Despite urging from House Democrats, the administration has yet to collect server backup tapes from the Republican National Committee for an investigation into whether government business was conducted from members' e-mail accounts and improperly preserved. Bipartisan lawmakers debated the merits of digging up such information at a hearing Tuesday.
The squabble between Democrats and Republicans occurred during a hearing before the House Oversight and Government Reform Committee about the preservation of electronic records by the White House, which has been under fire since a 2005 analysis identified more than 700 days during 2003 in which e-mail records were either unrealistically low in number, or nonexistent. Lawmakers also have raised questions about high-ranking administration officials using RNC e-mail accounts to potentially conduct government business. The 1978 Presidential Records Act requires that such electronic documents be archived, but the RNC reported that it did not preserve any e-mails for more than 50 officials, and saved few e-mails for 30 other officials before fall 2006.
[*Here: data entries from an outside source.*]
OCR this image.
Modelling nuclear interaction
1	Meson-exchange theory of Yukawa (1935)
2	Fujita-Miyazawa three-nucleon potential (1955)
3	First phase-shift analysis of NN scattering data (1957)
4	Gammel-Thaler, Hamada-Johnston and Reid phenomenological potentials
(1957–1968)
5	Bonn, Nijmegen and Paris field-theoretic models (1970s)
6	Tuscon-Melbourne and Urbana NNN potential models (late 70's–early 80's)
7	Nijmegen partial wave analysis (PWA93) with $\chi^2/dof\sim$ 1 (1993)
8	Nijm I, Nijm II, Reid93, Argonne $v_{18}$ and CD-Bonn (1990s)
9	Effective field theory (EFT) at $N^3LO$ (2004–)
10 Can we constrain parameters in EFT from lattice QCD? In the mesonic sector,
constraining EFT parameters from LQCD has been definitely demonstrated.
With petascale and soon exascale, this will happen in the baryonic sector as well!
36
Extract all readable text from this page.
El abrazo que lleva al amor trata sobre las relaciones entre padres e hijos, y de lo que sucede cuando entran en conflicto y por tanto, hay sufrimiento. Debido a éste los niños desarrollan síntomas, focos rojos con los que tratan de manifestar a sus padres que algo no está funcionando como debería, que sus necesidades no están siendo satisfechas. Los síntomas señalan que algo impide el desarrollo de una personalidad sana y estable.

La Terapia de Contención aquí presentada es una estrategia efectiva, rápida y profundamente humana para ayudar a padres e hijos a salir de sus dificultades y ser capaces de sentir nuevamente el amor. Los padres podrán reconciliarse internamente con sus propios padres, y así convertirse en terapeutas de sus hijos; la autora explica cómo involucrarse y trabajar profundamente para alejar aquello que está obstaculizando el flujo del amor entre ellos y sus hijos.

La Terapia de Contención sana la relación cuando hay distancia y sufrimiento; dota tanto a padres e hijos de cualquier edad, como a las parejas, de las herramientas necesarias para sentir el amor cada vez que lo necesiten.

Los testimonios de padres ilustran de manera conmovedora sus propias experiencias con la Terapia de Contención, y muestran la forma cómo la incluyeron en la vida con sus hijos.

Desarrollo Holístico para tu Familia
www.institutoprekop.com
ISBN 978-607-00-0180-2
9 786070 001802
Theresa Payton, chief information officer for the White House's Office of Administration, reiterated previous claims that backups for all e-mails missing from the White House systems should exist, but that she wouldn't know for sure until a full analysis was completed. Payton said that while a re-inventory is nearly finished, more than 17 million e-mails are not attributed to specific "components," such as individual e-mail accounts. She estimated the cost of the entire project will reach $15 million or more.
Payton said the investigation into missing RNC e-mails is not part of the analysis because it is outside the jurisdiction of the Executive Office of the President. The White House has made no effort to acquire any RNC backup tapes.
"The White House has the responsibility to preserve e-mails, and if some of those are at RNC, the White House has the responsibility to get them," Chairman Henry Waxman, D-Calif., said, pointing out that then-White House Deputy Chief of Staff Karl Rove used his RNC account to send more than 95 percent of e-mails between 2001 and 2003 -- during the same period that the administration was making a case for invading Iraq. "It looks like the White House has done nothing [to track down these e-mails]," Waxman said.
Rep. Tom Davis, R-Va., ranking member on the House Government Reform panel, recommended that the Office of Administration release some "hard and fast rules" that outline guidelines for preserving electronic records created on nongovernment systems.
Other House Republicans argued amid testimony that Congress should not assume e-mails sent from RNC accounts involved government business, arguing that the messages could have been of a political nature -- such as campaign strategies -- and therefore not legally permitted on government systems under the 1939 Hatch Act. Rep. Darrell Issa, R-Calif., said evidence of presidential records on the RNC's systems should be present before Congress demands the backup tapes. "Do any of you know of inappropriate activity? [Or] is this a fishing expedition?"